Frontier is not a supercomputer like the others. Located at the Oak Ridge National Laboratory (Tennessee, USA), it deploys a dizzying computational architecture: more than 9,400 central processing units (CPUs) and 37,000 graphics processing units (GPUs) work together to perform a quintillion operations per second. A quintillion is a 1 followed by 18 zeros! This means that the computer can perform a billion billion mathematical operations every second.
Even if the comparison may seem irrelevant, it is interesting to imagine the power of this machine: Frontier is millions, even billions of times more powerful than a high-end PC intended for the general public.
To carry out these complex simulations, the researchers used a very special computer code called HACC (Hardware/Hybrid Accelerated Cosmology Code). The result of 15 years of development, it has just been optimized as part of a $1.8 billion government project, the Exascale Computing Project, led by the US Department of Energy.
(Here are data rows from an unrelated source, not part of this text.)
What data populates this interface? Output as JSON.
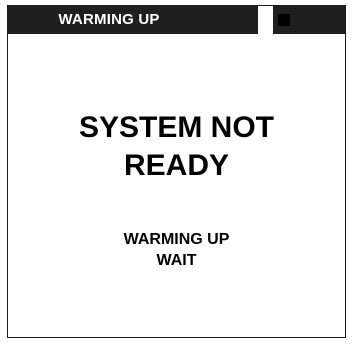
{
  "header": {
    "title": "WARMING UP"
  },
  "message": {
    "line1": "SYSTEM NOT",
    "line2": "READY"
  },
  "sub_message": {
    "line1": "WARMING UP",
    "line2": "WAIT"
  },
  "colors": {
    "header_bg": "#1f1f1f",
    "text": "#000000",
    "background": "#ffffff"
  }
}
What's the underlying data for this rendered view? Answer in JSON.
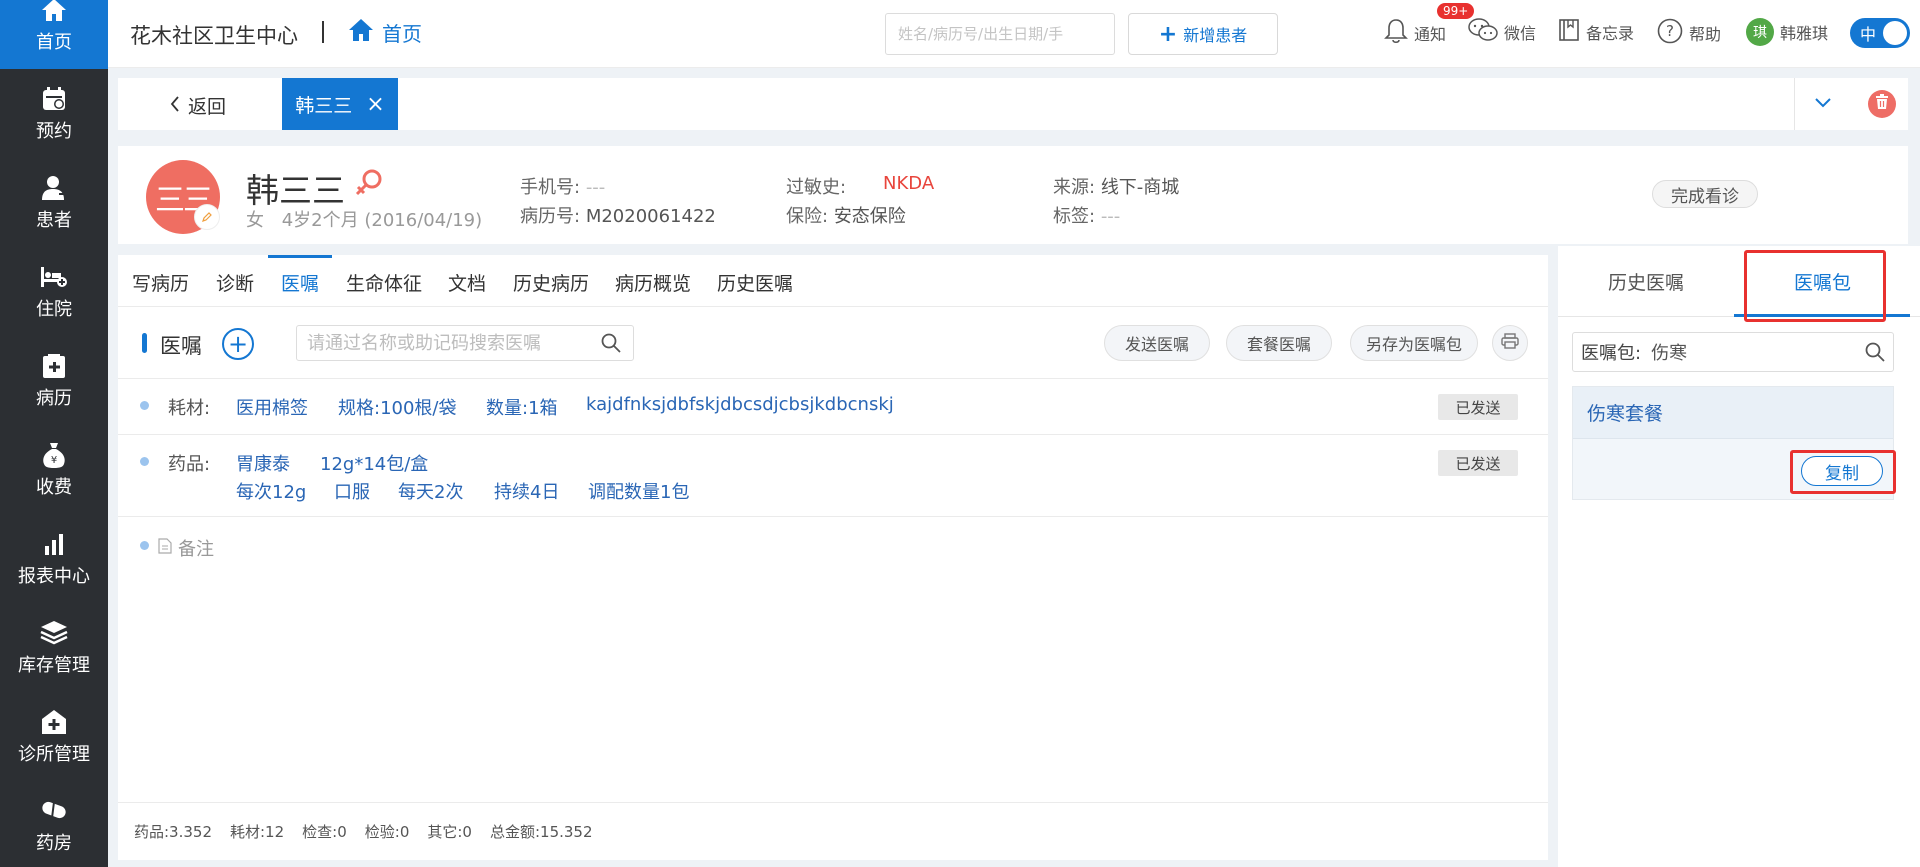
{
  "sidebar": {
    "items": [
      {
        "label": "首页",
        "icon": "home-icon",
        "active": true
      },
      {
        "label": "预约",
        "icon": "calendar-icon"
      },
      {
        "label": "患者",
        "icon": "patient-icon"
      },
      {
        "label": "住院",
        "icon": "bed-icon"
      },
      {
        "label": "病历",
        "icon": "record-icon"
      },
      {
        "label": "收费",
        "icon": "money-bag-icon"
      },
      {
        "label": "报表中心",
        "icon": "bar-chart-icon"
      },
      {
        "label": "库存管理",
        "icon": "layers-icon"
      },
      {
        "label": "诊所管理",
        "icon": "clinic-icon"
      },
      {
        "label": "药房",
        "icon": "pill-icon"
      }
    ]
  },
  "topbar": {
    "clinic_name": "花木社区卫生中心",
    "home_label": "首页",
    "search_placeholder": "姓名/病历号/出生日期/手",
    "new_patient": "新增患者",
    "notify_label": "通知",
    "notify_badge": "99+",
    "wechat_label": "微信",
    "memo_label": "备忘录",
    "help_label": "帮助",
    "user_avatar": "琪",
    "user_name": "韩雅琪",
    "lang_toggle": "中"
  },
  "tabbar": {
    "back_label": "返回",
    "active_tab": "韩三三",
    "close_glyph": "×"
  },
  "patient": {
    "avatar_text": "三三",
    "name": "韩三三",
    "sex": "女",
    "age_dob": "4岁2个月  (2016/04/19)",
    "phone_label": "手机号:",
    "phone": "---",
    "record_label": "病历号:",
    "record_no": "M2020061422",
    "allergy_label": "过敏史:",
    "allergy": "NKDA",
    "insurance_label": "保险:",
    "insurance": "安态保险",
    "source_label": "来源:",
    "source": "线下-商城",
    "tag_label": "标签:",
    "tag": "---",
    "finish_button": "完成看诊"
  },
  "subtabs": [
    "写病历",
    "诊断",
    "医嘱",
    "生命体征",
    "文档",
    "历史病历",
    "病历概览",
    "历史医嘱"
  ],
  "orders": {
    "title": "医嘱",
    "search_placeholder": "请通过名称或助记码搜索医嘱",
    "send_button": "发送医嘱",
    "combo_button": "套餐医嘱",
    "save_as_button": "另存为医嘱包",
    "rows": [
      {
        "type": "耗材:",
        "name": "医用棉签",
        "spec": "规格:100根/袋",
        "qty": "数量:1箱",
        "note": "kajdfnksjdbfskjdbcsdjcbsjkdbcnskj",
        "status": "已发送"
      },
      {
        "type": "药品:",
        "name": "胃康泰",
        "spec": "12g*14包/盒",
        "dose": "每次12g",
        "route": "口服",
        "freq": "每天2次",
        "duration": "持续4日",
        "dispense": "调配数量1包",
        "status": "已发送"
      }
    ],
    "remark_label": "备注"
  },
  "totals": {
    "drug": "药品:3.352",
    "material": "耗材:12",
    "exam": "检查:0",
    "test": "检验:0",
    "other": "其它:0",
    "total": "总金额:15.352"
  },
  "right_panel": {
    "tab_history": "历史医嘱",
    "tab_package": "医嘱包",
    "search_label": "医嘱包:",
    "search_value": "伤寒",
    "package_name": "伤寒套餐",
    "copy_button": "复制"
  },
  "colors": {
    "sidebar_bg": "#2c2f33",
    "accent": "#1477d2",
    "allergy": "#e8453c",
    "highlight_box": "#e8312f"
  }
}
200% Deposit Bonus up to €3,000 180% First Deposit Bonus up to $20,000With this exceptional computing power, the researchers have succeeded in simulating the entire Universe. Salman Habib, director of the Computational Sciences Division at Argonne National Laboratory explains: “To understand the Universe, we need to model both gravity and all the other physical processes, including hot gas, the formation of stars, black holes and galaxies“.
The simulation thus integrates the three fundamental components of the cosmos: ordinary matter, representing 5% of the Universe, dark matter (27%) whose influence is only detectable by its gravitational effects, and dark energy (68%) responsible for the accelerated expansion of the Universe. This modeling corresponds to observations from large telescopes such as the Rubin Observatory in Chile, allowing for the first time a direct confrontation between theory and observation.
The results of Frontier could notably shed light on one of the greatest enigmas of modern cosmology: the nature of dark matter and its role in the formation of galactic structures. By allowing the exploration of complex cosmological scenarios on time scales of several billion years, Frontier is now the perfect tool to decipher the laws that govern our Universe, from the infinitely small to the infinitely large.